Kiedy spektakl okazuje się sukcesem, nie obrastamy w piórka. Wiadomo – dokładamy tylko małą część, po prostu robimy fizycznie to, co nam każą twórcze głowy pogrążone w chmurach. Tu, teraz – dzieje się, a my tkwimy w samym środku.
„Ostatnie 300 metrów” jest sukcesem, to nie ulega wątpliwości, niech nikt nie próbuje twierdzić inaczej. Pracuję przy tym spektaklu i wiem. W dodatku jest tutaj coś, czego nie ma przy żadnym innym spektaklu.
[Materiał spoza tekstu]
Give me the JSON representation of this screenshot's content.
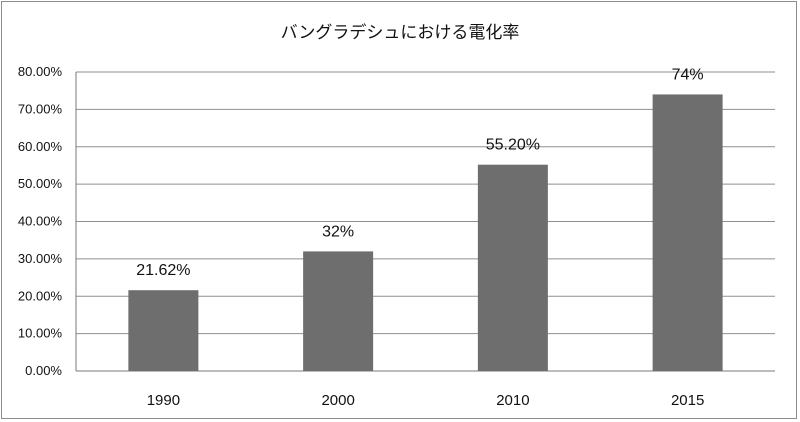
{
  "chart_data": {
    "type": "bar",
    "title": "バングラデシュにおける電化率",
    "categories": [
      "1990",
      "2000",
      "2010",
      "2015"
    ],
    "values": [
      21.62,
      32,
      55.2,
      74
    ],
    "data_labels": [
      "21.62%",
      "32%",
      "55.20%",
      "74%"
    ],
    "y_tick_labels": [
      "0.00%",
      "10.00%",
      "20.00%",
      "30.00%",
      "40.00%",
      "50.00%",
      "60.00%",
      "70.00%",
      "80.00%"
    ],
    "y_ticks": [
      0,
      10,
      20,
      30,
      40,
      50,
      60,
      70,
      80
    ],
    "ylim": [
      0,
      80
    ],
    "grid": true,
    "legend": "none",
    "bar_color": "#6e6e6e"
  }
}
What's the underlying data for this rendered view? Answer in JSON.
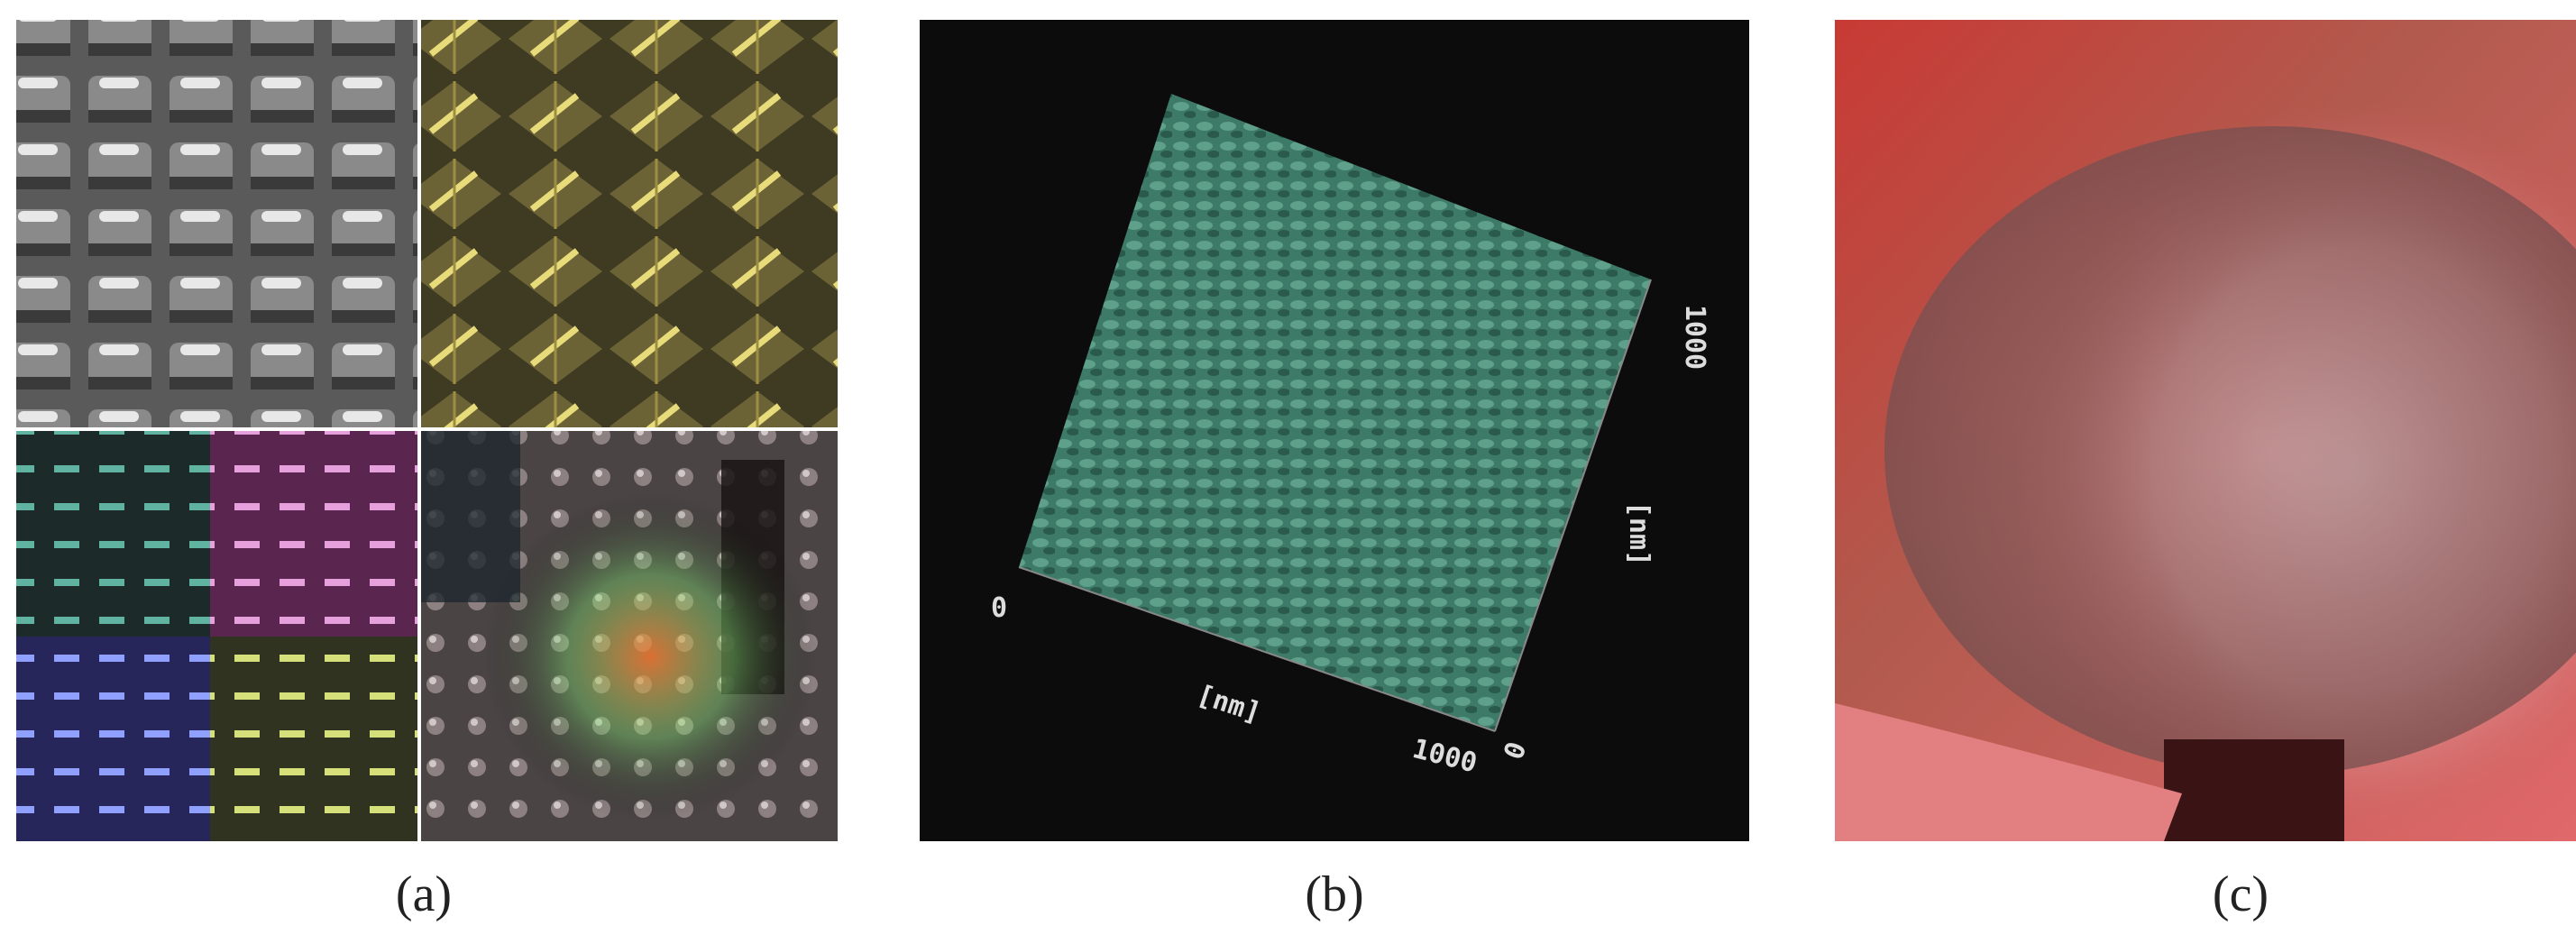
{
  "figure": {
    "panels": [
      {
        "label": "(a)"
      },
      {
        "label": "(b)",
        "annotations": [
          "0",
          "[nm]",
          "1000",
          "0",
          "1000",
          "[nm]"
        ]
      },
      {
        "label": "(c)"
      }
    ]
  }
}
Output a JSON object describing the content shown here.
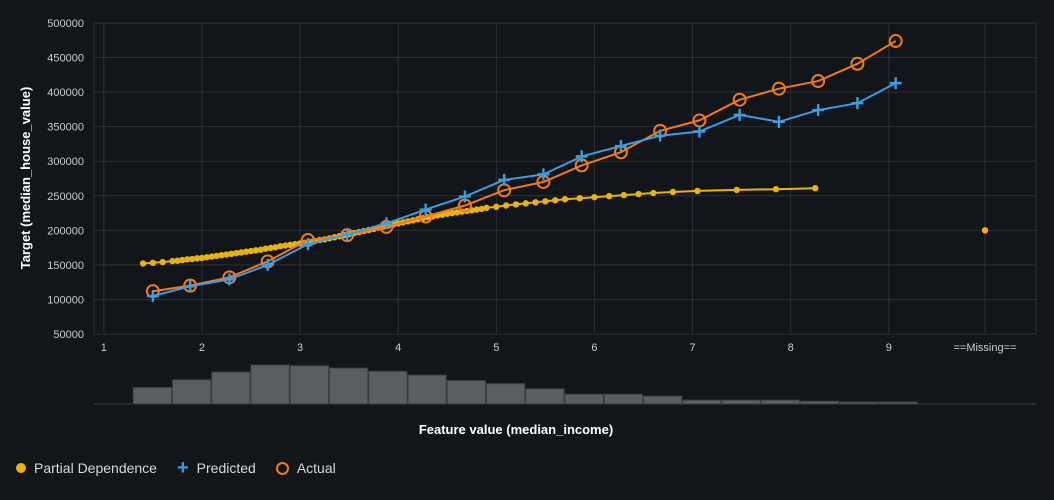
{
  "chart_data": {
    "type": "line",
    "xlabel": "Feature value (median_income)",
    "ylabel": "Target (median_house_value)",
    "xlim": [
      0.9,
      10.5
    ],
    "ylim": [
      50000,
      500000
    ],
    "x_ticks": [
      "1",
      "2",
      "3",
      "4",
      "5",
      "6",
      "7",
      "8",
      "9"
    ],
    "x_tick_values": [
      1,
      2,
      3,
      4,
      5,
      6,
      7,
      8,
      9
    ],
    "y_ticks": [
      "50000",
      "100000",
      "150000",
      "200000",
      "250000",
      "300000",
      "350000",
      "400000",
      "450000",
      "500000"
    ],
    "y_tick_values": [
      50000,
      100000,
      150000,
      200000,
      250000,
      300000,
      350000,
      400000,
      450000,
      500000
    ],
    "missing_label": "==Missing==",
    "missing_x": 9.98,
    "missing_value": 200000,
    "colors": {
      "pd": "#e8b311",
      "predicted": "#3d9ddf",
      "actual": "#f07a1f"
    },
    "series": [
      {
        "name": "Partial Dependence",
        "x": [
          1.4,
          1.5,
          1.6,
          1.7,
          1.75,
          1.8,
          1.85,
          1.9,
          1.95,
          2.0,
          2.05,
          2.1,
          2.15,
          2.2,
          2.25,
          2.3,
          2.35,
          2.4,
          2.45,
          2.5,
          2.55,
          2.6,
          2.65,
          2.7,
          2.75,
          2.8,
          2.85,
          2.9,
          2.95,
          3.0,
          3.05,
          3.1,
          3.15,
          3.2,
          3.25,
          3.3,
          3.35,
          3.4,
          3.45,
          3.5,
          3.55,
          3.6,
          3.65,
          3.7,
          3.75,
          3.8,
          3.85,
          3.9,
          3.95,
          4.0,
          4.05,
          4.1,
          4.15,
          4.2,
          4.25,
          4.3,
          4.35,
          4.4,
          4.45,
          4.5,
          4.55,
          4.6,
          4.65,
          4.7,
          4.75,
          4.8,
          4.85,
          4.9,
          5.0,
          5.1,
          5.2,
          5.3,
          5.4,
          5.5,
          5.6,
          5.7,
          5.85,
          6.0,
          6.15,
          6.3,
          6.45,
          6.6,
          6.8,
          7.05,
          7.45,
          7.85,
          8.25
        ],
        "values": [
          152000,
          153000,
          154000,
          155500,
          156000,
          157000,
          158000,
          158500,
          159500,
          160000,
          161000,
          162000,
          163000,
          164000,
          165000,
          166000,
          167000,
          168000,
          169000,
          170000,
          171000,
          172000,
          173500,
          174500,
          175500,
          177000,
          178000,
          179000,
          180000,
          181000,
          182000,
          183000,
          184500,
          186000,
          187000,
          188500,
          190000,
          191500,
          193000,
          194500,
          196000,
          197500,
          199000,
          200500,
          202000,
          204000,
          205500,
          207000,
          208500,
          210000,
          211500,
          213000,
          214500,
          216000,
          217500,
          219000,
          220000,
          221500,
          222500,
          224000,
          225000,
          226000,
          227000,
          228000,
          229000,
          230000,
          231000,
          232500,
          234000,
          236000,
          237500,
          239000,
          240500,
          242000,
          243500,
          245000,
          246500,
          248000,
          249500,
          251000,
          252500,
          254000,
          255500,
          257000,
          258500,
          259500,
          261000
        ]
      },
      {
        "name": "Predicted",
        "x": [
          1.5,
          1.88,
          2.28,
          2.67,
          3.08,
          3.48,
          3.88,
          4.28,
          4.68,
          5.08,
          5.48,
          5.87,
          6.27,
          6.67,
          7.07,
          7.48,
          7.88,
          8.28,
          8.68,
          9.07
        ],
        "values": [
          105000,
          119000,
          129000,
          150000,
          180000,
          194000,
          210000,
          230000,
          249000,
          273000,
          281000,
          307000,
          322000,
          337000,
          343000,
          367000,
          357000,
          374000,
          384000,
          413000
        ]
      },
      {
        "name": "Actual",
        "x": [
          1.5,
          1.88,
          2.28,
          2.67,
          3.08,
          3.48,
          3.88,
          4.28,
          4.68,
          5.08,
          5.48,
          5.87,
          6.27,
          6.67,
          7.07,
          7.48,
          7.88,
          8.28,
          8.68,
          9.07
        ],
        "values": [
          112000,
          120000,
          132000,
          155000,
          186000,
          193000,
          205000,
          220000,
          236000,
          258000,
          270000,
          294000,
          313000,
          344000,
          359000,
          389000,
          405000,
          416000,
          441000,
          474000
        ]
      }
    ],
    "histogram": {
      "bin_starts": [
        1.3,
        1.7,
        2.1,
        2.5,
        2.9,
        3.3,
        3.7,
        4.1,
        4.5,
        4.9,
        5.3,
        5.7,
        6.1,
        6.5,
        6.9,
        7.3,
        7.7,
        8.1,
        8.5,
        8.9
      ],
      "bin_width": 0.4,
      "relative_counts": [
        0.42,
        0.62,
        0.82,
        1.0,
        0.98,
        0.92,
        0.84,
        0.74,
        0.6,
        0.52,
        0.39,
        0.25,
        0.25,
        0.2,
        0.1,
        0.1,
        0.1,
        0.07,
        0.05,
        0.05
      ]
    }
  },
  "legend": {
    "pd_label": "Partial Dependence",
    "predicted_label": "Predicted",
    "actual_label": "Actual"
  }
}
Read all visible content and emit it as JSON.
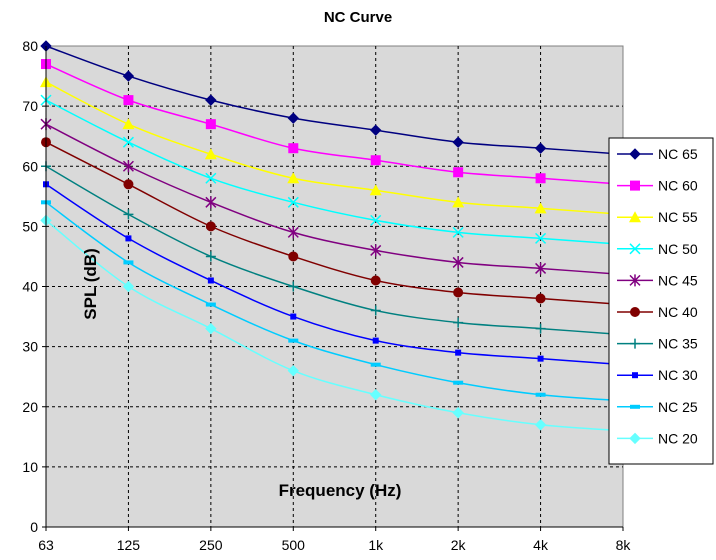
{
  "chart_data": {
    "type": "line",
    "title": "NC Curve",
    "xlabel": "Frequency (Hz)",
    "ylabel": "SPL (dB)",
    "categories": [
      "63",
      "125",
      "250",
      "500",
      "1k",
      "2k",
      "4k",
      "8k"
    ],
    "yticks": [
      "0",
      "10",
      "20",
      "30",
      "40",
      "50",
      "60",
      "70",
      "80"
    ],
    "ylim": [
      0,
      80
    ],
    "grid": true,
    "legend_position": "right",
    "series": [
      {
        "name": "NC 65",
        "color": "#000080",
        "marker": "diamond",
        "values": [
          80,
          75,
          71,
          68,
          66,
          64,
          63,
          62
        ]
      },
      {
        "name": "NC 60",
        "color": "#ff00ff",
        "marker": "square",
        "values": [
          77,
          71,
          67,
          63,
          61,
          59,
          58,
          57
        ]
      },
      {
        "name": "NC 55",
        "color": "#ffff00",
        "marker": "triangle",
        "values": [
          74,
          67,
          62,
          58,
          56,
          54,
          53,
          52
        ]
      },
      {
        "name": "NC 50",
        "color": "#00ffff",
        "marker": "x",
        "values": [
          71,
          64,
          58,
          54,
          51,
          49,
          48,
          47
        ]
      },
      {
        "name": "NC 45",
        "color": "#800080",
        "marker": "star",
        "values": [
          67,
          60,
          54,
          49,
          46,
          44,
          43,
          42
        ]
      },
      {
        "name": "NC 40",
        "color": "#800000",
        "marker": "circle",
        "values": [
          64,
          57,
          50,
          45,
          41,
          39,
          38,
          37
        ]
      },
      {
        "name": "NC 35",
        "color": "#008080",
        "marker": "plus",
        "values": [
          60,
          52,
          45,
          40,
          36,
          34,
          33,
          32
        ]
      },
      {
        "name": "NC 30",
        "color": "#0000ff",
        "marker": "smallsquare",
        "values": [
          57,
          48,
          41,
          35,
          31,
          29,
          28,
          27
        ]
      },
      {
        "name": "NC 25",
        "color": "#00ccff",
        "marker": "dash",
        "values": [
          54,
          44,
          37,
          31,
          27,
          24,
          22,
          21
        ]
      },
      {
        "name": "NC 20",
        "color": "#66ffff",
        "marker": "diamond",
        "values": [
          51,
          40,
          33,
          26,
          22,
          19,
          17,
          16
        ]
      }
    ]
  }
}
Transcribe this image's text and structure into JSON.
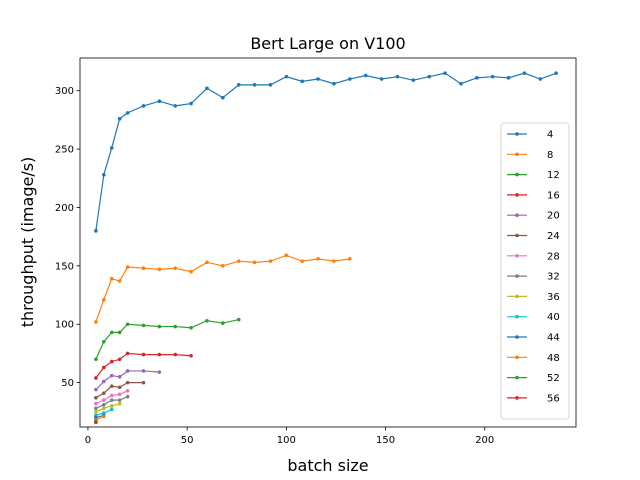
{
  "chart_data": {
    "type": "line",
    "title": "Bert Large on V100",
    "xlabel": "batch size",
    "ylabel": "throughput (image/s)",
    "xlim": [
      -4,
      246
    ],
    "ylim": [
      12,
      328
    ],
    "xticks": [
      0,
      50,
      100,
      150,
      200
    ],
    "yticks": [
      50,
      100,
      150,
      200,
      250,
      300
    ],
    "grid": false,
    "legend_position": "right",
    "series": [
      {
        "name": "4",
        "color": "#1f77b4",
        "x": [
          4,
          8,
          12,
          16,
          20,
          28,
          36,
          44,
          52,
          60,
          68,
          76,
          84,
          92,
          100,
          108,
          116,
          124,
          132,
          140,
          148,
          156,
          164,
          172,
          180,
          188,
          196,
          204,
          212,
          220,
          228,
          236
        ],
        "y": [
          180,
          228,
          251,
          276,
          281,
          287,
          291,
          287,
          289,
          302,
          294,
          305,
          305,
          305,
          312,
          308,
          310,
          306,
          310,
          313,
          310,
          312,
          309,
          312,
          315,
          306,
          311,
          312,
          311,
          315,
          310,
          315
        ]
      },
      {
        "name": "8",
        "color": "#ff7f0e",
        "x": [
          4,
          8,
          12,
          16,
          20,
          28,
          36,
          44,
          52,
          60,
          68,
          76,
          84,
          92,
          100,
          108,
          116,
          124,
          132
        ],
        "y": [
          102,
          121,
          139,
          137,
          149,
          148,
          147,
          148,
          145,
          153,
          150,
          154,
          153,
          154,
          159,
          154,
          156,
          154,
          156
        ]
      },
      {
        "name": "12",
        "color": "#2ca02c",
        "x": [
          4,
          8,
          12,
          16,
          20,
          28,
          36,
          44,
          52,
          60,
          68,
          76
        ],
        "y": [
          70,
          85,
          93,
          93,
          100,
          99,
          98,
          98,
          97,
          103,
          101,
          104
        ]
      },
      {
        "name": "16",
        "color": "#d62728",
        "x": [
          4,
          8,
          12,
          16,
          20,
          28,
          36,
          44,
          52
        ],
        "y": [
          54,
          63,
          68,
          70,
          75,
          74,
          74,
          74,
          73
        ]
      },
      {
        "name": "20",
        "color": "#9467bd",
        "x": [
          4,
          8,
          12,
          16,
          20,
          28,
          36
        ],
        "y": [
          44,
          51,
          56,
          55,
          60,
          60,
          59
        ]
      },
      {
        "name": "24",
        "color": "#8c564b",
        "x": [
          4,
          8,
          12,
          16,
          20,
          28
        ],
        "y": [
          37,
          41,
          47,
          46,
          50,
          50
        ]
      },
      {
        "name": "28",
        "color": "#e377c2",
        "x": [
          4,
          8,
          12,
          16,
          20
        ],
        "y": [
          32,
          35,
          39,
          40,
          43
        ]
      },
      {
        "name": "32",
        "color": "#7f7f7f",
        "x": [
          4,
          8,
          12,
          16,
          20
        ],
        "y": [
          28,
          31,
          35,
          35,
          38
        ]
      },
      {
        "name": "36",
        "color": "#bcbd22",
        "x": [
          4,
          8,
          12,
          16
        ],
        "y": [
          25,
          28,
          30,
          32
        ]
      },
      {
        "name": "40",
        "color": "#17becf",
        "x": [
          4,
          8,
          12
        ],
        "y": [
          22,
          24,
          27
        ]
      },
      {
        "name": "44",
        "color": "#1f77b4",
        "x": [
          4,
          8
        ],
        "y": [
          20,
          22
        ]
      },
      {
        "name": "48",
        "color": "#ff7f0e",
        "x": [
          4,
          8
        ],
        "y": [
          18,
          21
        ]
      },
      {
        "name": "52",
        "color": "#2ca02c",
        "x": [
          4
        ],
        "y": [
          17
        ]
      },
      {
        "name": "56",
        "color": "#d62728",
        "x": [
          4
        ],
        "y": [
          16
        ]
      }
    ]
  }
}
Zasiadam na moim stanowisku i patrzę na stół mikserski. Inne spektakle nie wymagają aż czterech odtwarzaczy. Oto mam pod palcami dwa przeciwstawne dźwięki. Jeden pozytywny, optymistyczny, dodatni. Drugi pochmurny, złowieszczy, złowrogi. Mieszam te dwa nastroje podążając za akcją na scenie, za jej klimatem. Trzeci odtwarzacz uruchamiam na różne wydarzeniom z życia bohaterki, pojawia się wtedy nowa wartość. Czwarty kanał transmituje dźwięk z projekcji.
Po lewej stronie mam kanały mikrofonów bezprzewodowych. Aktorka jest jedna, a mikrofonów są dwa. To dlatego, że mikrofon może się zepsuć. Ale nie może się zepsuć w tym spektaklu. Taka sytuacja – bez mikrofonu nie ma przedstawienia. Specyficzny kostium, ruchy, zmagania na scenie mogą uszkodzić mikrofon. Lidia Olszak jest na scenie samotna, nie może zejść choćby na sekundę, by cokolwiek poprawić. Gdyby przerwała, czar natychmiast pryśnie i będzie to koniec przedstawienia: „przepraszamy, mikrofon się zepsuł, idźcie państwo do domu, dobranoc”. To byłoby bardzo nieteatralne, więc zapinamy Lidii dwa mikrofony.
Jednak wyjątkowość tego spektaklu nie wynika z liczby kanałów na mikserze. Ważniejsze jest to, że odkąd Lidia wychodzi na scenę, trudno zaprzeczyć, że nie jest Wandą Rutkiewicz. Przechodzimy razem z nią przez przygody, wspomnienia, dramaty i radości z jej życia i jesteśmy przekonani, że to rzeczywiście Wanda. Ktoś powie – to normalne, przecież na tym polega praca aktora. To prawda, ale w różnych spektaklach udaje się z różnym skutkiem. Tutaj udaje się znakomicie, nikt nie zaprzeczy. Wszystko jedno, czy Wanda zdobywa kolejny himalajski szczyt, czy trafia na plażę nudystów, nie ma wątpliwości – jest przed nami Wanda.
Chodzi mi jednak o coś jeszcze innego, co jest dla mnie niepowtarzalne i osobiste. O ukryte, ciche marzenie, którego nawet się boję. Dawno powstała we mnie myśl, i zacząłem się zastanawiać, jak można by ją zrealizować: jeśli umierać, to właśnie w górach.
Nie zamierzam mojego zejścia przyspieszać, ale gdybym mógł mieć wybór – łóżko szpitalne czy dom spokojnej starości, wybieram góry. Przyznajcie, każdy może mieć takie myśli. Ja akurat pracuję w zespole obsługi sceny i w tym przedstawieniu trafiłem na mój temat. Gdy uruchamiam fragment muzyczny pt. Umieranie (w scenariuszu na stronie 19), mój plan posuwa się o mały kroczek naprzód. Nie wiem, ile zostało mi jeszcze metrów, to trochę komplikuje sprawę, ale mam nadzieję, że ciągle więcej niż trzysta.